M. Cayré, dont la compétence en photographie pathologique est si peu discutable, a exposé ses procédés dans un travail inédit qui doit faire l'objet de sa dissertation inaugurale. D'après lui, le problème à résoudre pour obtenir les portraits des aliénés en une épreuve nette, précise et d'une dimension convenable, consiste à opérer instantanément, à l'ombre, avec un appareil à court foyer et avec un collodion d'une sensibilité exquise. Or, personne n'ignore que les objectifs à court foyer déforment les images un peu étendues; que les collodions instantanés sont un leurre quand on opère à l'ombre, et que la pose en pleine lumière, surtout au soleil, donne des tons heurtés, sans relief et sans ressemblance. M. Cayré croit avoir vaincu toutes ces difficultés, et il espère le démontrer très-prochainement.
En somme, la photographie, appliquée à l'étude des maladies mentales, peut rendre à la science d’incontestables services, et nous ne pouvons qu'approuver et encourager - mais sous la réserve d'une réglementation sévère - toutes les études dirigées de ce côté.
1) La justice est parvenue, on le sait, à tirer un très-utile parti de la photographie et chaque jour, grâce à des portraits d’une ressemblance accablante, des recherches sont rendues faciles et des arrestations sont opérées. Nous nous sommes demandé à notre tour si la photographie ne pouvait pas rendre des services signalés à la médecine légale des aliénés. Eh bien, cela est évident, mais la question est encore trop neuve et nous n'avons pas encore pu en faire d'applications assez nombreuses, pour soumettre ici des résultats concluants. La question reste pour nous à l'étude et nous sommes loin de la perdre de vue. - Ces réserves une fois faites, nous ne pouvons qu’exposer aujourd'hui les principes généraux sur lesquels doit reposer ce procédé d'investigation d'un nouveau genre.
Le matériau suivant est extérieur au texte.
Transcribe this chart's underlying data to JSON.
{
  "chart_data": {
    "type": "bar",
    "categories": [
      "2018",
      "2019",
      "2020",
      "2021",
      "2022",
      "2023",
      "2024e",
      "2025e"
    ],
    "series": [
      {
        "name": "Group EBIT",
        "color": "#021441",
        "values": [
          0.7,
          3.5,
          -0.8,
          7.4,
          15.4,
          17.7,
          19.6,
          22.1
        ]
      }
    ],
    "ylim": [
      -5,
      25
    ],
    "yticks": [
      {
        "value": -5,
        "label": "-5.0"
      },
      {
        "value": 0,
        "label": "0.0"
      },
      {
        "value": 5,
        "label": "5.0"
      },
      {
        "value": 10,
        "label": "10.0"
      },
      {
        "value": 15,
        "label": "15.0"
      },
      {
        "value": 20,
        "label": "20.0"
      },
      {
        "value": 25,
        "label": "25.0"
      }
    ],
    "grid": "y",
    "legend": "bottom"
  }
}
2.) M. Tardieu a eu récemment à s'occuper d’ une de ces affaires qui se multiplient d’une manière si déplorable, malgré l'activité de la répression; nous voulons parler de la fabrication et de la vente des photographies obscènes. Au milieu d'une masse vraiment innombrable d'épreuves lubriques, mises sous la main de la justice, il s'en trouvait toute une série qui représentait des femmes dont le visage seul était caché. L’exhibition que faisaient les modèles des parties les plus secrètes, avait paru compliquée d'un raffinement d’obscénité singulière. L'œil pénétrait si loin qu'il semblait que l'écartement des parties sexuelles fut maintenu à l'aide de quelque procédé artificiel. Cette circonstance, qui était de nature à aggraver la responsabilité du photographe, méritait d'être vérifiée et, sur l'invitation du magistrat instructeur, M. Tardieu dut procéder à l'examen des images saisies. Sa mission eut pour objet de constater si la disposition reproduite par la photographie pouvait être obtenue par une pose naturelle, ou si, au contraire, il y avait lieu de penser qu'un corps étranger eût été introduit pour maintenir béantes les parties offertes aux regards. Bien que la simple inspection eût sufli au médecin-expert pour résoudre cette question, M. Tardieu se rendit à Saint-Lazare où M. le docteur Costilhes voulut bien le faire assister à la visite d’un très-grand nombre de femmes placées exactement dans la position des modèles qui avaient servi au photographe, et il resta démontré à l'observateur que l'écurlement des parties sexuelles n'était nullement dû à l'introduction d'un corps étranger, mais qu’il résultait ou de la conformation naturelle ou de la pose prise.